If the Scheme is approved by Manawa shareholders and the other conditions are satisfied or (where capable) waived, Manawa shareholders will receive $1.12 per Manawa share in cash plus 0.5830 new Contact shares for every Manawa share held on the relevant record date. A cleansing notice relating to the offer of those new Contact shares, and provided under subclause 20(1)(a) of Schedule 8 to the Financial Markets Conduct Regulations 2014, is attached to this announcement.

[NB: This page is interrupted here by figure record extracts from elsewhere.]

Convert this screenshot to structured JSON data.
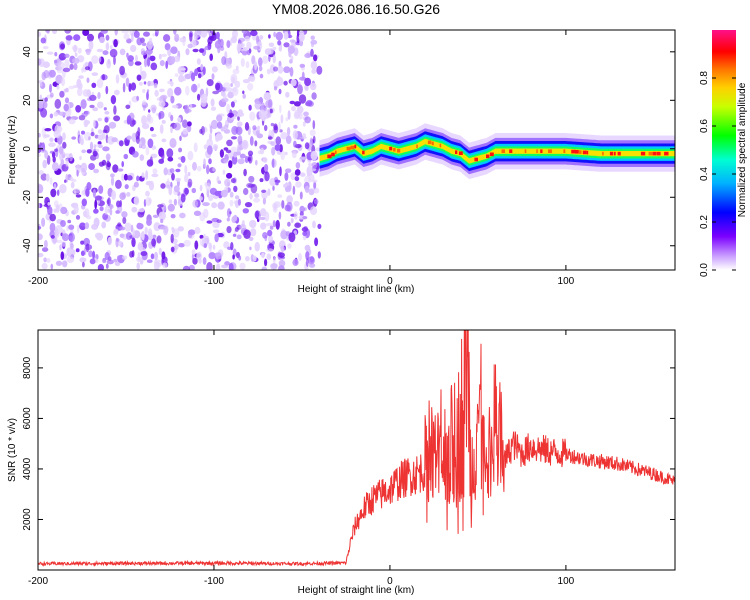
{
  "title": "YM08.2026.086.16.50.G26",
  "chart_data": [
    {
      "type": "heatmap",
      "xlabel": "Height of straight line (km)",
      "ylabel": "Frequency (Hz)",
      "xlim": [
        -200,
        162
      ],
      "ylim": [
        -50,
        49
      ],
      "xticks": [
        -200,
        -100,
        0,
        100
      ],
      "yticks": [
        -40,
        -20,
        0,
        20,
        40
      ],
      "noise_region_x": [
        -200,
        -40
      ],
      "signal_ridge": {
        "x": [
          -40,
          -35,
          -30,
          -25,
          -20,
          -15,
          -10,
          -5,
          0,
          5,
          10,
          15,
          20,
          25,
          30,
          35,
          40,
          45,
          50,
          55,
          60,
          70,
          80,
          100,
          120,
          140,
          162
        ],
        "y": [
          -4,
          -3,
          -1,
          0,
          1,
          -2,
          -1,
          1,
          0,
          -1,
          0,
          1,
          3,
          2,
          1,
          -1,
          -2,
          -5,
          -4,
          -3,
          -1,
          -1,
          -1,
          -1,
          -2,
          -2,
          -2
        ]
      },
      "colorbar": {
        "label": "Normalized spectral amplitude",
        "range": [
          0,
          1
        ],
        "ticks": [
          "0.0",
          "0.2",
          "0.4",
          "0.6",
          "0.8"
        ]
      }
    },
    {
      "type": "line",
      "xlabel": "Height of straight line (km)",
      "ylabel": "SNR (10 * v/v)",
      "xlim": [
        -200,
        162
      ],
      "ylim": [
        0,
        9500
      ],
      "xticks": [
        -200,
        -100,
        0,
        100
      ],
      "yticks": [
        2000,
        4000,
        6000,
        8000
      ],
      "color": "#ee3333",
      "series": [
        {
          "name": "SNR",
          "x": [
            -200,
            -150,
            -100,
            -50,
            -25,
            -22,
            -20,
            -15,
            -10,
            -5,
            0,
            5,
            10,
            15,
            20,
            25,
            30,
            35,
            40,
            44,
            46,
            50,
            55,
            60,
            65,
            70,
            75,
            80,
            90,
            100,
            110,
            120,
            130,
            140,
            150,
            162
          ],
          "y": [
            250,
            260,
            270,
            250,
            280,
            1200,
            1700,
            2400,
            2800,
            3000,
            3200,
            3500,
            3700,
            3800,
            4000,
            4200,
            4500,
            4800,
            5500,
            9500,
            3500,
            6500,
            3000,
            5800,
            4300,
            5000,
            4600,
            4900,
            4700,
            4600,
            4400,
            4300,
            4200,
            4000,
            3800,
            3500
          ]
        }
      ]
    }
  ]
}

Contact and Manawa are targeting implementation of the Scheme in July 2025.

- ends -

Investor enquiries
Shelley Hollingsworth
Investor Relations and Strategy Manager
+64 27 227 2429
[email protected]



Media enquiries
Louise Wright
Head of Communications and Reputation
+64 21 840 313
[email protected]

IMPORTANT NOTICE: Any shares offered under the Scheme are being offered only to eligible Manawa shareholders in New Zealand (pursuant to the exclusion in clause 19 of schedule 1 of the New Zealand Financial Markets Conduct Act 2013), in Australia (in reliance on ASIC Corporations (Compromises or Arrangements) Instrument 2015/358) and in any other jurisdiction as may be agreed between Contact and Manawa. No product disclosure statement or prospectus or other offering document under New Zealand or Australian law or any other law will be prepared, filed with or approved by any regulatory authority in New Zealand, Australia or any other jurisdiction). In particular, this announcement and its attachments do not constitute an offer to sell, or the solicitation of an offer to buy, securities in the United States or any other jurisdiction in which such an offer would be illegal. Any securities described in this announcement have not been, and will not be, registered under the U.S. Securities Act of 1933, as amended (U.S. Securities Act) or the securities laws of any state or other jurisdiction of the United States and may not be offered or sold, directly or indirectly, in the United States except in transactions exempt from, or not subject to, the registration requirements of the U.S. Securities Act and the securities laws of any state or other jurisdiction of the United States. The distribution, release or publication of this announcement or its attachments (including the Scheme Booklet) outside New Zealand or Australia may be restricted by law. If you are outside New Zealand and Australia and come into possession of this announcement or its attachments, you should seek advice on and observe any such restrictions. Any failure to comply with such restrictions may constitute a violation of applicable laws and regulations. Contact disclaims all liability that may arise if a person fails to comply with such restrictions.